Entró muy contento al restaurante. Pensó que haría pizzas y así complacerte uno de los pocos días que lo visitabas para que te prepare unas cuantas pastas, pero le otorgaron el cargo de Buzz Boy para que prepare jugos, ensaladas, postres, tragos y lave como mierda de platos. El primer día terminó cansado, sintió que fue un error el haberse metido a trabajar en un restaurante donde laboraba cinco horas diarias, y casi todas de noche, sin poder descansar aunque sea un ratito.
Tuvo varios amigos, quienes siempre lo invitaban a salir a discotecas o a tomar unas cervezas al finalizar el maldito trabajo; pero, él decía siempre que no. Porque tú nunca lo dejaste ser, porque tú siempre querías que él haga lo que tú le ordenabas. Y él, obediente, todo lo acataba. Llegaba cansado de trabajar, y tú le obligabas que así todo cansado te llamara o te visitara, y a pesar que te decía que estaba muy cansado, a ti no te importaba, porque sólo querías tenerlo bailando sobre tu mano, y gozar de ese dominio.

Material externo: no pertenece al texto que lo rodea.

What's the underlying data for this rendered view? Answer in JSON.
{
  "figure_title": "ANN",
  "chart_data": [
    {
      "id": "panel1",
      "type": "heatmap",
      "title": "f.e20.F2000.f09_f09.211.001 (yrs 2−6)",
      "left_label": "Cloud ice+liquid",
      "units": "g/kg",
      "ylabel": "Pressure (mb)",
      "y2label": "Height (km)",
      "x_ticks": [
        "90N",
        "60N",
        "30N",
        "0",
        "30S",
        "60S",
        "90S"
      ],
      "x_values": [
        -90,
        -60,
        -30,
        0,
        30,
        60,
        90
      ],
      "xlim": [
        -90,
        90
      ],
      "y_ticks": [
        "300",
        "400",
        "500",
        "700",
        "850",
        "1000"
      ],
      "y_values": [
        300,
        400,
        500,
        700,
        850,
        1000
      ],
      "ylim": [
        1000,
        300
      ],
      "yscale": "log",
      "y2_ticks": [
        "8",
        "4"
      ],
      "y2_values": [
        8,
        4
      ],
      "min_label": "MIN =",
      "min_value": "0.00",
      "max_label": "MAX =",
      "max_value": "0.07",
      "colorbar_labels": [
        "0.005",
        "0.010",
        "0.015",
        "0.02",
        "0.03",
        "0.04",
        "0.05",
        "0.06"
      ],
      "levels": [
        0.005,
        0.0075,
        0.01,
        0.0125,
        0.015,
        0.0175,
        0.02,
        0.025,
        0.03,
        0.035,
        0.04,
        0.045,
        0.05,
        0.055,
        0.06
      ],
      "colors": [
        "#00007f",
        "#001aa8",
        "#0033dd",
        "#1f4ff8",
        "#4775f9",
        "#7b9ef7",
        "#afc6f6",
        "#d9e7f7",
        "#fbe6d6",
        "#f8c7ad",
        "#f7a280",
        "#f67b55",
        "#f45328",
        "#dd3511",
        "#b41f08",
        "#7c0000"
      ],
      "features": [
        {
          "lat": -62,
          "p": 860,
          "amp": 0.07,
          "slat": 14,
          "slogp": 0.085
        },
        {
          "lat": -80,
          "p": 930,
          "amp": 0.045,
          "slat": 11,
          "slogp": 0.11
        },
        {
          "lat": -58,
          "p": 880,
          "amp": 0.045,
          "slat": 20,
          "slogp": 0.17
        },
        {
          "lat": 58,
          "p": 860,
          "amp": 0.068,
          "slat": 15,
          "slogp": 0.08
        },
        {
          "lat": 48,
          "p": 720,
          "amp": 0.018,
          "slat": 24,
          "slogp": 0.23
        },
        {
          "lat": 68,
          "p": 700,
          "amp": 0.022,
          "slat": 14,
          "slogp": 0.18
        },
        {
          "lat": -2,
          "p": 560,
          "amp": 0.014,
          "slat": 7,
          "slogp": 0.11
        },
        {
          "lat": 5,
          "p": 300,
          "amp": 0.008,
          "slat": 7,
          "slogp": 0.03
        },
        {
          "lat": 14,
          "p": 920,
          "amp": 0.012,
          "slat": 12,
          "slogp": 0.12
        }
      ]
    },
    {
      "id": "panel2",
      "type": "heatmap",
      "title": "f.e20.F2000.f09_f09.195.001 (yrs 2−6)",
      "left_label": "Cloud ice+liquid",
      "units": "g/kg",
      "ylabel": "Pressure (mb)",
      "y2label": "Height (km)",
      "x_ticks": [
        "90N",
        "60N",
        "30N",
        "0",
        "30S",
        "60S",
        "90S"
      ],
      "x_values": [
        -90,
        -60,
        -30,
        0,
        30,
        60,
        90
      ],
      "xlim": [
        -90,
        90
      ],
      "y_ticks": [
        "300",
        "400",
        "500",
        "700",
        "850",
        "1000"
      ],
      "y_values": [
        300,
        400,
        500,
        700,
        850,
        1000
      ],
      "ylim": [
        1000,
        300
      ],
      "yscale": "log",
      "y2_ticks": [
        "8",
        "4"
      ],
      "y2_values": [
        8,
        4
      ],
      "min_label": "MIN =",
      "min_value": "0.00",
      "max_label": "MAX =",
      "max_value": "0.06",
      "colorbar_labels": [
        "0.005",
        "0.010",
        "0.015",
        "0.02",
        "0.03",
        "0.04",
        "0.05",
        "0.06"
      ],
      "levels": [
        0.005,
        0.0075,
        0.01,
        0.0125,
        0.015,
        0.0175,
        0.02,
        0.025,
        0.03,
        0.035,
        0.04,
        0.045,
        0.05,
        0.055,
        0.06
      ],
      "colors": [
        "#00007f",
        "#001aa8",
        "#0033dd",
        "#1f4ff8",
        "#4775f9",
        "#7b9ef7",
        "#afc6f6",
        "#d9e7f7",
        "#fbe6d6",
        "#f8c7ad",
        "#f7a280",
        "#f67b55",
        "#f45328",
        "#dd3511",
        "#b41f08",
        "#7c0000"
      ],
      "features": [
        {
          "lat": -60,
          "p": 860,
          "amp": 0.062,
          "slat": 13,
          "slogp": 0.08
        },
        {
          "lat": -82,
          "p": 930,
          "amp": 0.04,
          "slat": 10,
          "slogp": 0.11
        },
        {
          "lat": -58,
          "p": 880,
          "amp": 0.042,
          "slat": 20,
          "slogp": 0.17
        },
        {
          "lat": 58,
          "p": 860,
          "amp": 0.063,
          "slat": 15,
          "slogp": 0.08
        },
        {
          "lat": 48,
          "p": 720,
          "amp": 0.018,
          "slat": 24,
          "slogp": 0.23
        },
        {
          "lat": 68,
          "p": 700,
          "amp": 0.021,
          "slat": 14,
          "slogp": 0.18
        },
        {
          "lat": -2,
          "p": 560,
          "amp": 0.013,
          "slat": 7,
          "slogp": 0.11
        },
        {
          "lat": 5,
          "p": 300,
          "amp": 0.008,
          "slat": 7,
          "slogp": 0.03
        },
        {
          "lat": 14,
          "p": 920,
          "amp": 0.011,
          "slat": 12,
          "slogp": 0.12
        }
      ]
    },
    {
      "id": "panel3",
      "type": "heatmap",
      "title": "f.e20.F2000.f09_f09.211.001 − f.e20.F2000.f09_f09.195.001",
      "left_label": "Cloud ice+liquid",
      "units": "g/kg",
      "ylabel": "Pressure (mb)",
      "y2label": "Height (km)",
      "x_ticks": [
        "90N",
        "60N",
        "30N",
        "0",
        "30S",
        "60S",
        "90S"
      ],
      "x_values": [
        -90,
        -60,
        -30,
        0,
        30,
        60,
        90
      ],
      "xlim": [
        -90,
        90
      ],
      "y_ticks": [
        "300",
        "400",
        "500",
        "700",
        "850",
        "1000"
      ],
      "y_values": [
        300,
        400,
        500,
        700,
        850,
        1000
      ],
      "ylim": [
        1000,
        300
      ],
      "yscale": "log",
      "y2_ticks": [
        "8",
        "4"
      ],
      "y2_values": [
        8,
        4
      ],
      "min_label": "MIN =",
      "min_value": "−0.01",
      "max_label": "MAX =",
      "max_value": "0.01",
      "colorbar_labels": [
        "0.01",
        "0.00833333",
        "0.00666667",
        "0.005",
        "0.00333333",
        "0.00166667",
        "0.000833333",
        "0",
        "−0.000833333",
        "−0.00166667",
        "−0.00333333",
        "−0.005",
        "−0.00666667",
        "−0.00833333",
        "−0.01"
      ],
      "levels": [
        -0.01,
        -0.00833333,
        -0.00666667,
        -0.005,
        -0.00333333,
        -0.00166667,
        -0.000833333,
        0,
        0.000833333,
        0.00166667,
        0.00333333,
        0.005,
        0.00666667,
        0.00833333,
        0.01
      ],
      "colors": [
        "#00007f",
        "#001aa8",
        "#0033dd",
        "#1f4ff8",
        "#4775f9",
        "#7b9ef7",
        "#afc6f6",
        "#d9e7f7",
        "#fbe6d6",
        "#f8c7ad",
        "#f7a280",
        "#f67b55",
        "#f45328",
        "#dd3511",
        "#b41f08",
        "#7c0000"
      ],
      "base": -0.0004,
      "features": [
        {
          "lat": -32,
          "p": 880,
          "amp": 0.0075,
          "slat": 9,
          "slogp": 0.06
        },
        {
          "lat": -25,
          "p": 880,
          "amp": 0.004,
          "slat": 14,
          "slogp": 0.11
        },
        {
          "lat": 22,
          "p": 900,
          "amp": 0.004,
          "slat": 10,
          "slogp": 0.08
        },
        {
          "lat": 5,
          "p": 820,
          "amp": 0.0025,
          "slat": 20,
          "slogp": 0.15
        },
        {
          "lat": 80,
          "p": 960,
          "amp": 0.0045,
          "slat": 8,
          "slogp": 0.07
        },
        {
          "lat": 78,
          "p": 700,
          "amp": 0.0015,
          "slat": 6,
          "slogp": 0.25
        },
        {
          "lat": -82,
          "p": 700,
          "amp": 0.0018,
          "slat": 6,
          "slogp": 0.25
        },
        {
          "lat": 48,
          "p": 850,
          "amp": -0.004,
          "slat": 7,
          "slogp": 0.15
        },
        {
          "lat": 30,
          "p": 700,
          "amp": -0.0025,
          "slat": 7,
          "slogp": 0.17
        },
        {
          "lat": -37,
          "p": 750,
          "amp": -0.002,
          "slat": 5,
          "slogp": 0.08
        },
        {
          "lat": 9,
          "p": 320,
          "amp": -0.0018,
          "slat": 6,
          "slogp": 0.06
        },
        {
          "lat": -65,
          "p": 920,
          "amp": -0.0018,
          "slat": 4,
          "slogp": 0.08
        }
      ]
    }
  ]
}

Suerte que era vacaciones, así los días de arduo trabajo podía llegar a su casa a descansar un buen tiempo. A veces salía de madrugada, y el barrio donde él vivía, lo sabes bien, es bastante peligroso. Las calles paran llenas de drogadictos, borrachos, rateros y no falta una que otra meretriz. Llegaba a su casa de madrugada, sólo tenía ganas de dormir y cerrar los ojos y descansar; sin embargo, no podía, ya que tú le llamabas preguntando dónde había estado, que con quién se estaba viendo, y que por qué llegaba tan tarde a su casa. Y él, siempre amable y contento, te contaba por todas las que tuvo que sufrir ese día de labor, y tú te molestabas y le colgabas el teléfono sin que él pudiera despedirse.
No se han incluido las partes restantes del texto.